“La democracia tiene que nacer de nuevo en cada generación, y la educación es su partera.” Esta afirmación de John Dewey, formulada a principios del siglo XX, nos abre un camino que sigue siendo urgente: pensar cómo la escuela puede ser, no solo un lugar donde se enseña sobre democracia, sino un espacio donde se vive, se práctica, y los actores de la comunidad ejercen el acto democrático.

El desafío no es transmitir contenidos de educación cívica, sino encarnar la democracia en la vida escolar cotidiana. Pero no es fácil, la tentación de la cobertura curricular, la expectativa de los apoderados y la necesidad de que las áreas directivas de la escuela vean esto como una necesidad, es complejo en la práctica. Es en el respeto de un debate, en la capacidad de resolver conflictos de manera constructiva, en el simple acto de escuchar al otro, donde se forjan los pilares de la convivencia democrática. Solo a través de esta experiencia compartida, la educación puede cumplir su promesa más profunda: la de ser la verdadera partera de una ciudadanía activa, crítica y comprometida con el futuro de su sociedad. Porque la democracia, como el aprendizaje, es un camino que nunca se completa, una obra que se construye en cada pregunta, en cada voto y en cada acuerdo alcanzado dentro del aula.
El contexto actual hace aún más urgente esta tarea. Infancias y juventudes viven expuestas a información inmediata y no siempre comprobada; observan cómo ciertos líderes políticos validan la violencia para obtener votos; habitan una sociedad que, muchas veces, valora más la fuerza emocional de un argumento que su solidez crítica. Frente a este escenario, la labor docente adquiere una dimensión política insoslayable: los docentes están llamados a generar espacios auténticamente democráticos en la escuela.
Hablar de democracia y escuela, entonces, no es hablar únicamente de programas de educación cívica, de celebraciones o de conmemoraciones nacionales, sino de cómo la escuela encarna, transmite y reinventa las formas en que convivimos, disentimos y deliberamos. La pregunta clave no es solo qué deben aprender los estudiantes para ser ciudadanos democráticos, sino qué deben aprender y practicar los docentes para que la escuela sea un espacio que eduque para la democracia.

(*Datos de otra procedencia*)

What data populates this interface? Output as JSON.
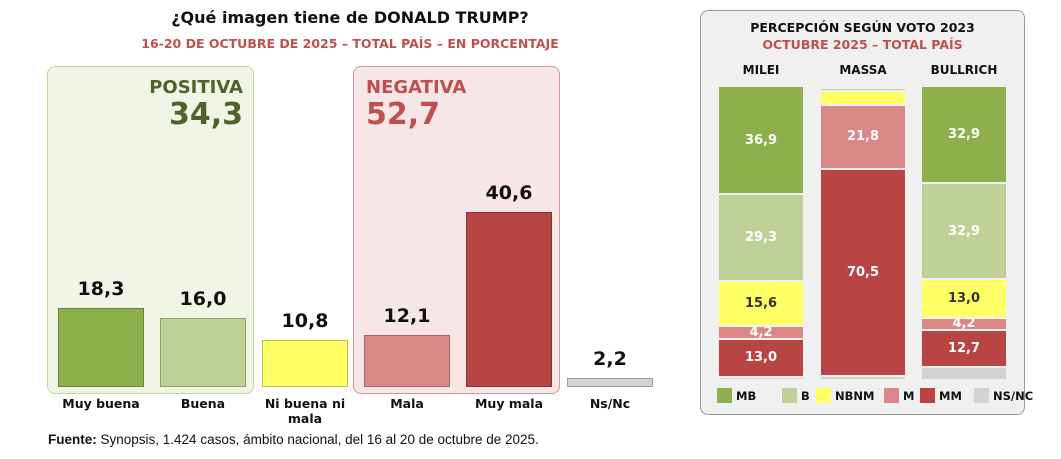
{
  "chart_data": [
    {
      "type": "bar",
      "title": "¿Qué imagen tiene de DONALD TRUMP?",
      "subtitle": "16-20 DE OCTUBRE DE 2025 – TOTAL PAÍS – EN PORCENTAJE",
      "categories": [
        "Muy buena",
        "Buena",
        "Ni buena ni mala",
        "Mala",
        "Muy mala",
        "Ns/Nc"
      ],
      "values": [
        18.3,
        16.0,
        10.8,
        12.1,
        40.6,
        2.2
      ],
      "value_labels": [
        "18,3",
        "16,0",
        "10,8",
        "12,1",
        "40,6",
        "2,2"
      ],
      "colors": [
        "#8db04c",
        "#bfd196",
        "#ffff66",
        "#d98887",
        "#b84444",
        "#d3d3d3"
      ],
      "groups": [
        {
          "label": "POSITIVA",
          "value": "34,3",
          "color": "#4f6228"
        },
        {
          "label": "NEGATIVA",
          "value": "52,7",
          "color": "#c0504d"
        }
      ],
      "ylim": [
        0,
        45
      ]
    },
    {
      "type": "bar",
      "stacked": true,
      "title": "PERCEPCIÓN SEGÚN VOTO 2023",
      "subtitle": "OCTUBRE 2025 – TOTAL PAÍS",
      "categories": [
        "MILEI",
        "MASSA",
        "BULLRICH"
      ],
      "series": [
        {
          "name": "MB",
          "color": "#8db04c",
          "text": "#fff",
          "values": [
            36.9,
            0.8,
            32.9
          ],
          "labels": [
            "36,9",
            "",
            "32,9"
          ]
        },
        {
          "name": "B",
          "color": "#bfd196",
          "text": "#fff",
          "values": [
            29.3,
            1.0,
            32.9
          ],
          "labels": [
            "29,3",
            "",
            "32,9"
          ]
        },
        {
          "name": "NBNM",
          "color": "#ffff66",
          "text": "#333",
          "values": [
            15.6,
            4.6,
            13.0
          ],
          "labels": [
            "15,6",
            "",
            "13,0"
          ]
        },
        {
          "name": "M",
          "color": "#d98887",
          "text": "#fff",
          "values": [
            4.2,
            21.8,
            4.2
          ],
          "labels": [
            "4,2",
            "21,8",
            "4,2"
          ]
        },
        {
          "name": "MM",
          "color": "#b84444",
          "text": "#fff",
          "values": [
            13.0,
            70.5,
            12.7
          ],
          "labels": [
            "13,0",
            "70,5",
            "12,7"
          ]
        },
        {
          "name": "NS/NC",
          "color": "#d3d3d3",
          "text": "#333",
          "values": [
            1.0,
            1.3,
            4.3
          ],
          "labels": [
            "",
            "",
            ""
          ]
        }
      ],
      "ylim": [
        0,
        100
      ]
    }
  ],
  "source": {
    "label": "Fuente:",
    "text": " Synopsis, 1.424 casos, ámbito nacional, del 16 al 20 de octubre de 2025."
  }
}
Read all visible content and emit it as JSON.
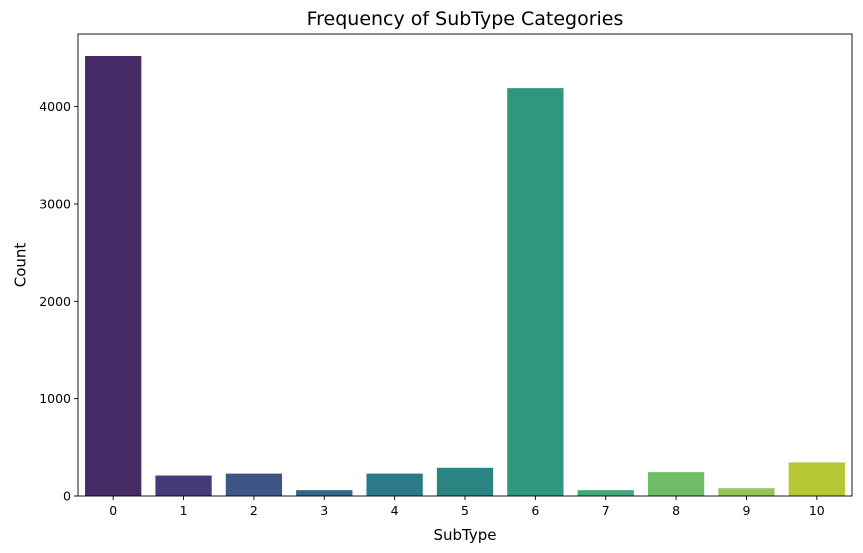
{
  "chart_data": {
    "type": "bar",
    "title": "Frequency of SubType Categories",
    "xlabel": "SubType",
    "ylabel": "Count",
    "categories": [
      "0",
      "1",
      "2",
      "3",
      "4",
      "5",
      "6",
      "7",
      "8",
      "9",
      "10"
    ],
    "values": [
      4520,
      210,
      230,
      60,
      230,
      290,
      4190,
      60,
      245,
      80,
      345
    ],
    "ylim": [
      0,
      4746
    ],
    "yticks": [
      0,
      1000,
      2000,
      3000,
      4000
    ],
    "ytick_labels": [
      "0",
      "1000",
      "2000",
      "3000",
      "4000"
    ],
    "colors": [
      "#472b67",
      "#453b7b",
      "#3e5586",
      "#33658a",
      "#2b7a89",
      "#2a8481",
      "#30977c",
      "#43a77a",
      "#6dbd66",
      "#93c55a",
      "#b5c733"
    ],
    "grid": false,
    "legend": "none"
  }
}
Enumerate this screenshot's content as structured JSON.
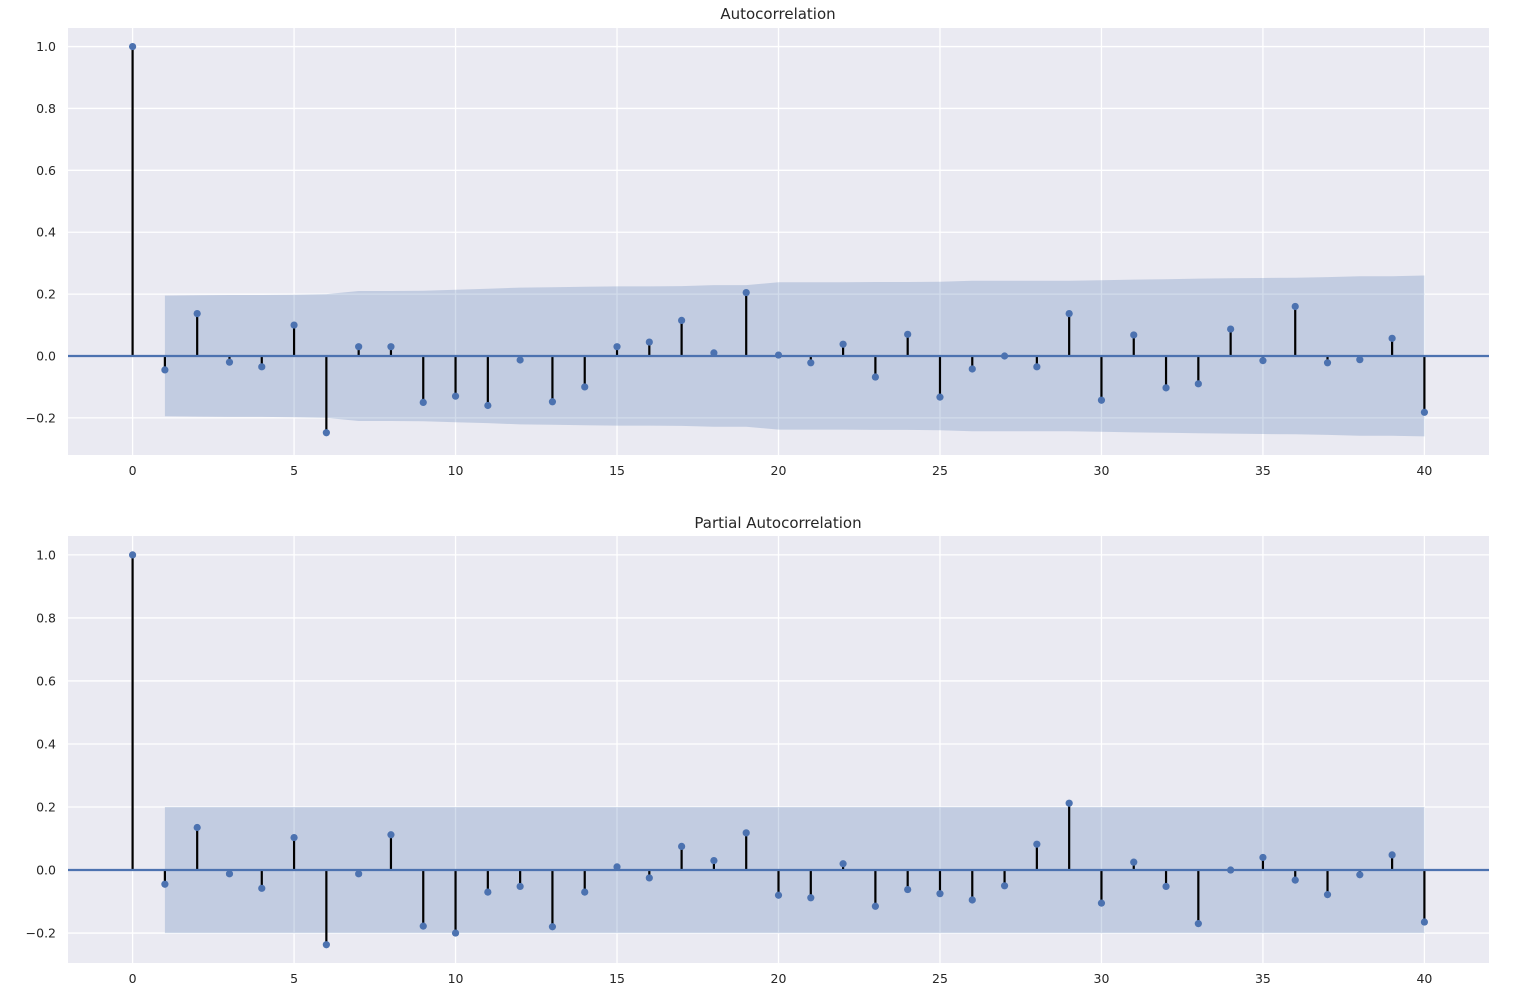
{
  "chart_data": [
    {
      "type": "stem",
      "title": "Autocorrelation",
      "xlabel": "",
      "ylabel": "",
      "xlim": [
        -2,
        42
      ],
      "ylim": [
        -0.32,
        1.06
      ],
      "xticks": [
        0,
        5,
        10,
        15,
        20,
        25,
        30,
        35,
        40
      ],
      "xtick_labels": [
        "0",
        "5",
        "10",
        "15",
        "20",
        "25",
        "30",
        "35",
        "40"
      ],
      "yticks": [
        -0.2,
        0.0,
        0.2,
        0.4,
        0.6,
        0.8,
        1.0
      ],
      "ytick_labels": [
        "−0.2",
        "0.0",
        "0.2",
        "0.4",
        "0.6",
        "0.8",
        "1.0"
      ],
      "grid": true,
      "lags": [
        0,
        1,
        2,
        3,
        4,
        5,
        6,
        7,
        8,
        9,
        10,
        11,
        12,
        13,
        14,
        15,
        16,
        17,
        18,
        19,
        20,
        21,
        22,
        23,
        24,
        25,
        26,
        27,
        28,
        29,
        30,
        31,
        32,
        33,
        34,
        35,
        36,
        37,
        38,
        39,
        40
      ],
      "values": [
        1.0,
        -0.045,
        0.137,
        -0.02,
        -0.035,
        0.1,
        -0.248,
        0.03,
        0.03,
        -0.15,
        -0.13,
        -0.16,
        -0.013,
        -0.148,
        -0.1,
        0.03,
        0.045,
        0.115,
        0.01,
        0.205,
        0.003,
        -0.022,
        0.038,
        -0.068,
        0.07,
        -0.133,
        -0.042,
        0.0,
        -0.035,
        0.137,
        -0.143,
        0.068,
        -0.103,
        -0.09,
        0.087,
        -0.015,
        0.16,
        -0.022,
        -0.012,
        0.057,
        -0.182
      ],
      "confint_upper": [
        null,
        0.195,
        0.196,
        0.197,
        0.197,
        0.198,
        0.2,
        0.21,
        0.21,
        0.211,
        0.214,
        0.217,
        0.221,
        0.222,
        0.224,
        0.225,
        0.225,
        0.226,
        0.229,
        0.229,
        0.238,
        0.238,
        0.238,
        0.239,
        0.239,
        0.24,
        0.243,
        0.243,
        0.243,
        0.243,
        0.245,
        0.247,
        0.248,
        0.25,
        0.251,
        0.252,
        0.253,
        0.255,
        0.258,
        0.258,
        0.26
      ],
      "accent": "#4c72b0",
      "band_color": "#4c72b0",
      "stem_color": "#000000",
      "background": "#eaeaf2"
    },
    {
      "type": "stem",
      "title": "Partial Autocorrelation",
      "xlabel": "",
      "ylabel": "",
      "xlim": [
        -2,
        42
      ],
      "ylim": [
        -0.295,
        1.06
      ],
      "xticks": [
        0,
        5,
        10,
        15,
        20,
        25,
        30,
        35,
        40
      ],
      "xtick_labels": [
        "0",
        "5",
        "10",
        "15",
        "20",
        "25",
        "30",
        "35",
        "40"
      ],
      "yticks": [
        -0.2,
        0.0,
        0.2,
        0.4,
        0.6,
        0.8,
        1.0
      ],
      "ytick_labels": [
        "−0.2",
        "0.0",
        "0.2",
        "0.4",
        "0.6",
        "0.8",
        "1.0"
      ],
      "grid": true,
      "lags": [
        0,
        1,
        2,
        3,
        4,
        5,
        6,
        7,
        8,
        9,
        10,
        11,
        12,
        13,
        14,
        15,
        16,
        17,
        18,
        19,
        20,
        21,
        22,
        23,
        24,
        25,
        26,
        27,
        28,
        29,
        30,
        31,
        32,
        33,
        34,
        35,
        36,
        37,
        38,
        39,
        40
      ],
      "values": [
        1.0,
        -0.045,
        0.135,
        -0.012,
        -0.058,
        0.103,
        -0.237,
        -0.012,
        0.112,
        -0.178,
        -0.2,
        -0.07,
        -0.052,
        -0.18,
        -0.07,
        0.01,
        -0.025,
        0.075,
        0.03,
        0.118,
        -0.08,
        -0.088,
        0.02,
        -0.115,
        -0.062,
        -0.075,
        -0.095,
        -0.05,
        0.082,
        0.212,
        -0.105,
        0.025,
        -0.052,
        -0.17,
        0.0,
        0.04,
        -0.032,
        -0.078,
        -0.015,
        0.048,
        -0.165
      ],
      "confint_upper": [
        null,
        0.2,
        0.2,
        0.2,
        0.2,
        0.2,
        0.2,
        0.2,
        0.2,
        0.2,
        0.2,
        0.2,
        0.2,
        0.2,
        0.2,
        0.2,
        0.2,
        0.2,
        0.2,
        0.2,
        0.2,
        0.2,
        0.2,
        0.2,
        0.2,
        0.2,
        0.2,
        0.2,
        0.2,
        0.2,
        0.2,
        0.2,
        0.2,
        0.2,
        0.2,
        0.2,
        0.2,
        0.2,
        0.2,
        0.2,
        0.2
      ],
      "accent": "#4c72b0",
      "band_color": "#4c72b0",
      "stem_color": "#000000",
      "background": "#eaeaf2"
    }
  ]
}
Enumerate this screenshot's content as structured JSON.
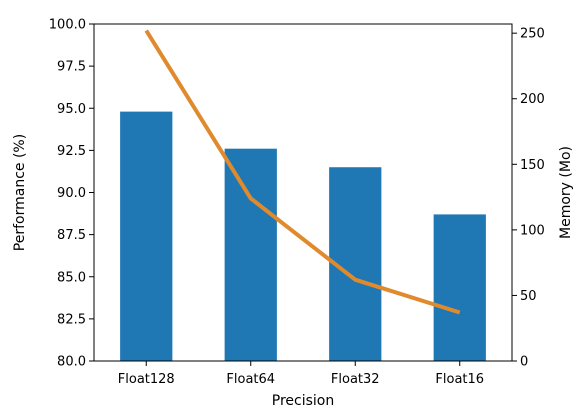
{
  "chart_data": {
    "type": "bar",
    "categories": [
      "Float128",
      "Float64",
      "Float32",
      "Float16"
    ],
    "series": [
      {
        "type": "bar",
        "axis": "left",
        "color": "#1f77b4",
        "values": [
          94.8,
          92.6,
          91.5,
          88.7
        ]
      },
      {
        "type": "line",
        "axis": "right",
        "color": "#e08a2e",
        "values": [
          252,
          124,
          62,
          37
        ]
      }
    ],
    "xlabel": "Precision",
    "ylabel": "Performance (%)",
    "y2label": "Memory (Mo)",
    "ylim": [
      80.0,
      100.0
    ],
    "y2lim": [
      0,
      257
    ],
    "yticks": [
      "80.0",
      "82.5",
      "85.0",
      "87.5",
      "90.0",
      "92.5",
      "95.0",
      "97.5",
      "100.0"
    ],
    "y2ticks": [
      "0",
      "50",
      "100",
      "150",
      "200",
      "250"
    ],
    "grid": false,
    "legend": "none"
  }
}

Tres dimensiones parecen centrales. Primero, una ética de la igualdad y el respeto: un docente que cree que cada voz cuenta y que cada estudiante merece ser escuchado ofrece una lección de democracia más poderosa que cualquier manual. Segundo, la capacidad de conducir el disenso, pues la democracia no busca eliminar los conflictos, sino darles un cauce legítimo. Los docentes necesitan herramientas para transformar las diferencias en oportunidades de diálogo, y no en amenazas al orden. Tercero, prácticas de participación auténtica, esto es, devolver la palabra al aula, enseñar a preguntar, a deliberar y a construir acuerdos, generando instancias donde los estudiantes tengan poder de decisión sobre lo que ocurre en su comunidad escolar.
Estas dimensiones se traducen en prácticas concretas: aulas que funcionan como espacios deliberativos donde se discuten problemas reales con reglas de respeto y escucha activa; proyectos de aprendizaje con impacto comunitario, que permitan ejercer ciudadanía en la práctica; centros de estudiantes, consejos de curso y asambleas que no sean simples rituales, sino lugares donde se toman decisiones efectivas; y, finalmente, una pedagogía de la pregunta, donde el docente guía más que impone, y fomenta la exploración crítica por sobre la repetición de respuestas prefabricadas.
En este horizonte, el rol del profesorado deja de reducirse a ser transmisor de datos y se transforma en el de un curador de la complejidad, capaz de manejar las discrepancias, las controversias. Su tarea es guiar a los estudiantes en medio del océano de información inmediata y no verificada, ayudarlos a discernir entre un hecho y una opinión, a valorar un argumento sólido por sobre un eco emocional amplificado en redes sociales. Educar para la democracia significa modelar la paciencia necesaria para escuchar, la humildad para reconocer los propios sesgos y el coraje para defender la razón frente a la intolerancia.
Si queremos que la escuela fortalezca la democracia, necesitamos una comunidad educativa que viva, valore y permita a los y las docentes enseñar desde la convicción de que educar es, también, un acto político. La democracia no se aprende de memoria, sino que es una experiencia encarnada, que se construye día a día en las aulas, en la convivencia escolar y en los gestos cotidianos que hacen posible la vida en común, en las relaciones interpersonales de toda la comunidad educativa.